Unconventional and non-traditional trademarks see considerable expansion in their scope over the years. See for instance, the grant of "well-known mark" status to ISKON or the recognition of protectability of slogans as marks.

The design/trade dress and layout of store interiors and exteriors is the latest to make its way to this unconventional category of marks.

Store layouts are protectable intellectual property (IP) asset given an ultra-competitive business ecosystem. Brand owners are leaving no stone unturned to be experential for the consumers, and not a mere service. Consumers have begun to identify store layouts with associated brands. This is cue to explore protection of the IP in them, with a view to bolster future enforcement actions.

The Indian trademark law has no express provision to protect store layouts. But the definition of trademark is wide enough to encompass any mark which:

a) Has a graphic representation; and

b) that also functions as a source identifier.

A parallel in the US in a recent instance, is when certain color-marks were recognised for being "inherently disinctive".

The Registry's e-filing portal provides the following categories under which to file applications:

word, device, shape of goods, three dimensional, colour and sound.

The Indian trademarks registry accepts store layout applications under the device mark category. In contrast, some foreign trade mark offices accept these applicatons under three-dimensional marks or under the "others" category.

For instance the registry asked to amend the application[2] for the layout of "The Vedic restaurant" (shown below). Its initial filing was as a three-dimensional mark. The registry accepted the filing under the device mark category.

Crucially, the mark description and features in store layout applications are detailed. Guidelines for such description are absent in Indian law. There is no answer to whether to use dotted or straight lines to depict parts of the mark in which protection is claimed. In such a scenario, detailed description of the mark highlighting the unique placement of the articles, the colour scheme, the wording in the mark, spacing between articles, theme and get up, etc., assumes automatic significance in India.

As a corollary, one of the credible challenges that applications for Store Layouts face, is proving "distinctiveness". While the Registry does not seem to label such applications as inherently non-distinctive – the application[3] for the design of the entrance of a MARY COHR salon and layout of its interior (shown below), for instance, was registered without receiving any objections – more often, than not, such applications are objected on the ground that the mark is non-distinctive and, as such, not capable of distinguishing the goods/ services of one person from those of others.

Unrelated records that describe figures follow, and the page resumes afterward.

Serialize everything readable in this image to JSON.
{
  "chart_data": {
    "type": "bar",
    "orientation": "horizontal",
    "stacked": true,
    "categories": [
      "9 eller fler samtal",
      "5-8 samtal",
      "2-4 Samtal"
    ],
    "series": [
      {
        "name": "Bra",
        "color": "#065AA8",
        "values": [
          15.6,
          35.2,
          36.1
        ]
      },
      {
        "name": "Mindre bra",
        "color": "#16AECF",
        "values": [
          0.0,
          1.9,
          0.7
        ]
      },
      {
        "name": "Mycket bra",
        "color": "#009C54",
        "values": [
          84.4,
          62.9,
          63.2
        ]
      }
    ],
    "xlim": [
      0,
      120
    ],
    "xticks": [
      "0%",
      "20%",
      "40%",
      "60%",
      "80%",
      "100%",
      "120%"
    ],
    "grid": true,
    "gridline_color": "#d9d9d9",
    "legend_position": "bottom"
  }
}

Objections can be overcome by annexing pictures of the actual stores, showing evidence of use, if any, stressing on the description of mark and consistency in the store layouts worldwide, for instance.

It may seem reasonable to assume that applications for store layouts would seek protection in respect of services, this may not necessarily be true. For instance, many applications for the layout of HEALTH & GLOW stores (see, an example, below) have been accepted by the Registry in respect of cosmetics and pharmaceutical products in Classes 3 and 5, respectively.

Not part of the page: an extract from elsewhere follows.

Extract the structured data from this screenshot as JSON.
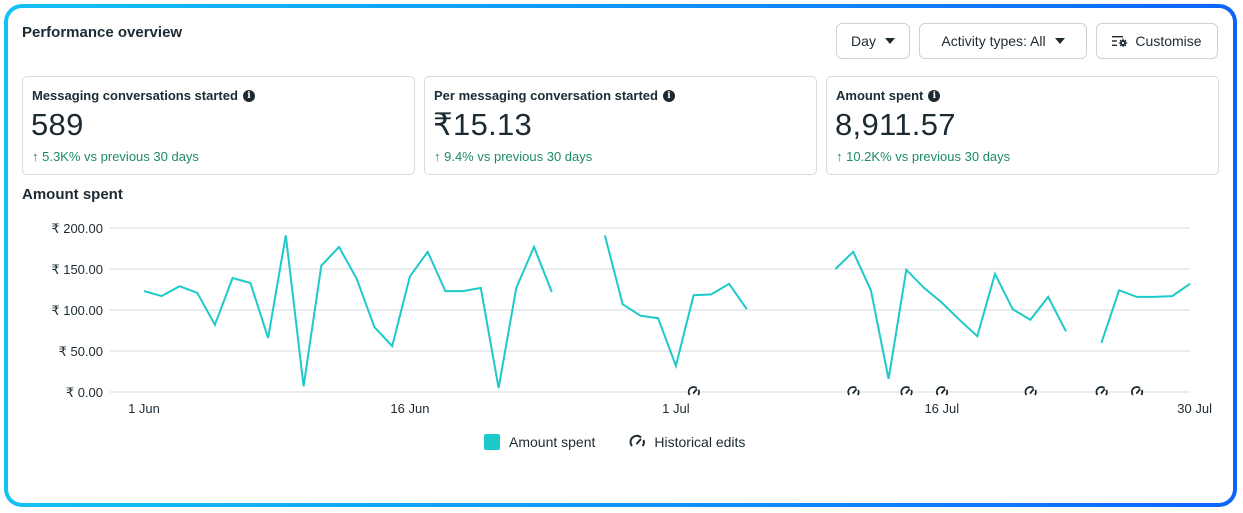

While the registration of a Store Layout confers statutory rights in it, thereby opening the doors to the remedy of trade mark infringement, the trade dress of Store Layouts can also be protected through the common law remedy of passing-off. The landmark Delhi High Court ruling in Colgate Palmolive Company v. Anchor Health and Beauty Products[8], observing trade dress to be the overall impression that a customer gets as to the source and origin of the goods from visual impression of colour combination, shape of the container, packaging etc. is of prominence here.

The recognition of Store Layouts as a form of intellectual property has reinforced the importance of a consumer's visual perception of her/his surroundings, that should be tapped by brand owners to enhance their brand recall value. Meanwhile, caveat interior designers.

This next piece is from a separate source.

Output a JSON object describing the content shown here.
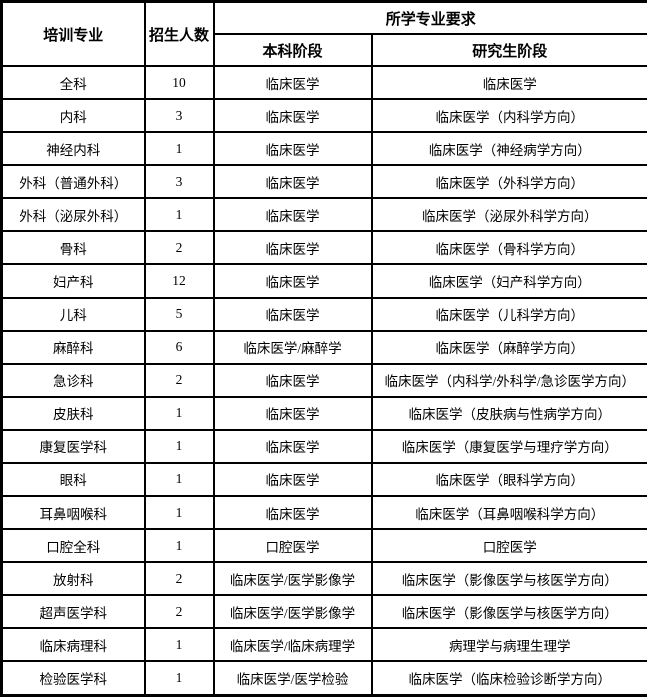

[1] Section 2(zb) of The Trade Marks Act, 1999 defines "trade mark" as a mark capable of being represented graphically and which is capable of distinguishing the goods or services of one person from those of others and may include shape of goods, their packaging and combination of colours..."

[2] Application No. 4100482

[3] Application No. 4073262

[4] Application No. 4191623

[5] Application No. 4134918

[6] Application No. 4169443

[7] IRDI No. 2890926 (IR No. 1224986)

[8] 108 (2003) DLT 51

The content of this article is intended to provide a general guide to the subject matter. Specialist advice should be sought about your specific circumstances.